At this outbreak of grief, the cause of which they understood not, but which in such a man was heart-rending, the two sisters wound their arms about his old gray head, and exclaimed amid their tears: “Look at us! Only tell us what is the matter with you?—Is it our fault?”
At this instant, the noise of footsteps resounded from the stairs, mingled with the barking of Spoil-sport, who had remained outside the door. The nearer the steps approached, the more furious became the barking; it was no doubt accompanied with hostile demonstrations, for the host was heard to cry out in an angry tone: “Hollo! you there! Call off your dog, or speak to him. It is Mr. Burgomaster who is coming up.”
“Dagobert—do you hear?—it is the burgomaster,” said Rose.
“They are coming upstairs—a number of people,” resumed Blanche.

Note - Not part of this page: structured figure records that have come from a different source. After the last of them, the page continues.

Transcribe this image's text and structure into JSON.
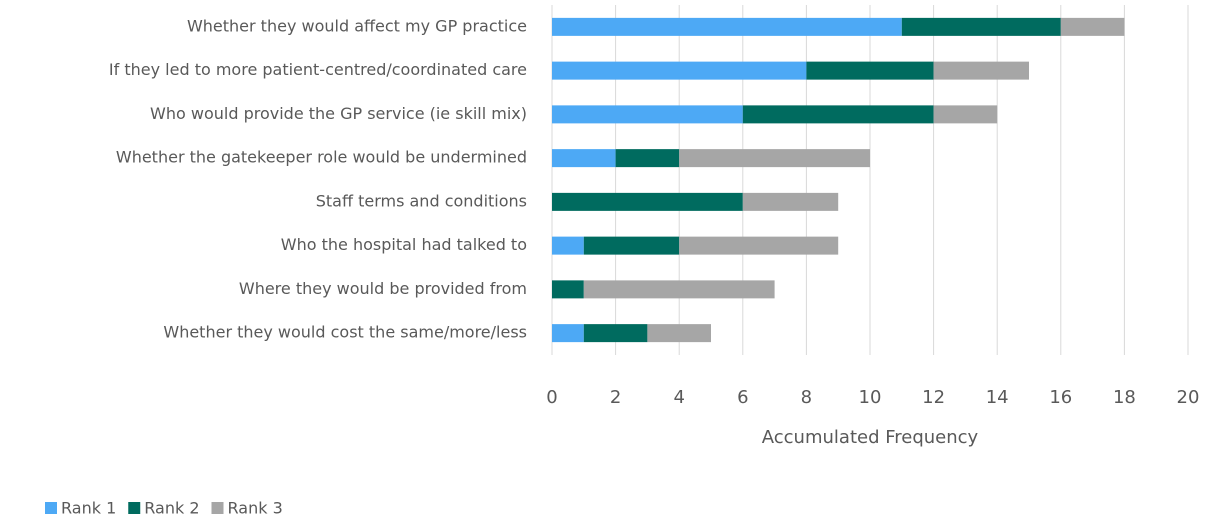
{
  "chart_data": {
    "type": "bar",
    "orientation": "horizontal",
    "stacked": true,
    "categories": [
      "Whether they would affect my GP practice",
      "If they led to more patient-centred/coordinated care",
      "Who would provide the GP service (ie skill mix)",
      "Whether the gatekeeper role would be undermined",
      "Staff terms and conditions",
      "Who the hospital had talked to",
      "Where they would be provided from",
      "Whether they would cost the same/more/less"
    ],
    "series": [
      {
        "name": "Rank 1",
        "color": "#4da9f5",
        "values": [
          11,
          8,
          6,
          2,
          0,
          1,
          0,
          1
        ]
      },
      {
        "name": "Rank 2",
        "color": "#006b5f",
        "values": [
          5,
          4,
          6,
          2,
          6,
          3,
          1,
          2
        ]
      },
      {
        "name": "Rank 3",
        "color": "#a6a6a6",
        "values": [
          2,
          3,
          2,
          6,
          3,
          5,
          6,
          2
        ]
      }
    ],
    "xlabel": "Accumulated Frequency",
    "xlim": [
      0,
      20
    ],
    "xticks": [
      0,
      2,
      4,
      6,
      8,
      10,
      12,
      14,
      16,
      18,
      20
    ],
    "grid": true,
    "legend": "bottom-left"
  }
}
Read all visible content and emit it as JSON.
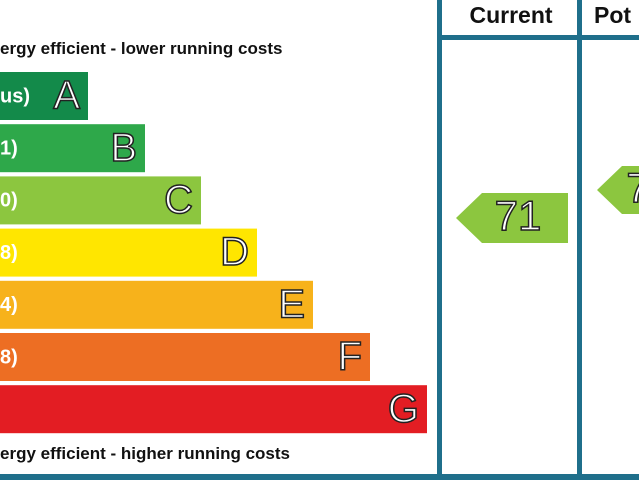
{
  "top_note": "ergy efficient - lower running costs",
  "bottom_note": "ergy efficient - higher running costs",
  "bands": [
    {
      "range": "us)",
      "letter": "A"
    },
    {
      "range": "1)",
      "letter": "B"
    },
    {
      "range": "0)",
      "letter": "C"
    },
    {
      "range": "8)",
      "letter": "D"
    },
    {
      "range": "4)",
      "letter": "E"
    },
    {
      "range": "8)",
      "letter": "F"
    },
    {
      "range": "",
      "letter": "G"
    }
  ],
  "columns": {
    "current": {
      "header": "Current",
      "rating": "71"
    },
    "potential": {
      "header": "Pot",
      "rating": "7"
    }
  }
}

The word burgomaster recalled whatever had happened to the mind of Dagobert, and completed, so to express it, the picture of his terrible position. His horse was dead, he had neither papers nor money, and a day, a single day’s detention, might defeat the last hope of the sisters, and render useless this long and toilsome journey.
Men of strong minds, and the veteran was of the number, prefer great perils, positions of danger accurately defined, to the vague anxieties which precede a settled misfortune. Guided by his good sense and admirable devotion, Dagobert understood at once, that his only resource was now in the justice of the burgomaster, and that all his efforts should tend to conciliate the favor of that magistrate. He therefore dried his eyes with the sheet, rose from the ground, erect, calm, and resolute, and said to the orphans: “Fear nothing, my children; it is our deliverer who is at hand.”
“Will you call off your dog or no?” cried the host, still detained on the stairs by Spoil-sport, who, as a vigilant sentinel, continued to dispute the passage. “Is the animal mad, I say? Why don’t you tie him up? Have you not caused trouble enough in my house? I tell you, that Mr. Burgomaster is waiting to examine you in your turn, for he has finished with Morok.”
Dagobert drew his fingers through his gray locks and across his moustache, clasped the collar of his top-coat, and brushed the sleeves with his hand, in order to give himself the best appearance possible; for he felt that the fate of the orphans must depend on his interview with the magistrate. It was not without a violent beating of the heart, that he laid his hand upon the door-knob, saying to the young girls, who were growing more and more frightened by such a succession of events: “Hide yourselves in your bed, my children; if any one must needs enter, it shall be the burgomaster alone.”
Thereupon, opening the door, the soldier stepped out on the landing place, and said: “Down, Spoil-sport!—Here!”
The dog obeyed, but with manifest repugnance. His master had to speak twice, before he would abstain from all hostile movements towards the host. This latter, with a lantern in one hand and his cap in the other, respectfully preceded the burgomaster, whose magisterial proportions were lost in the half shadows of the staircase. Behind the judge, and a few steps lower, the inquisitive faces of the people belonging to the inn were dimly visible by the light of another lantern.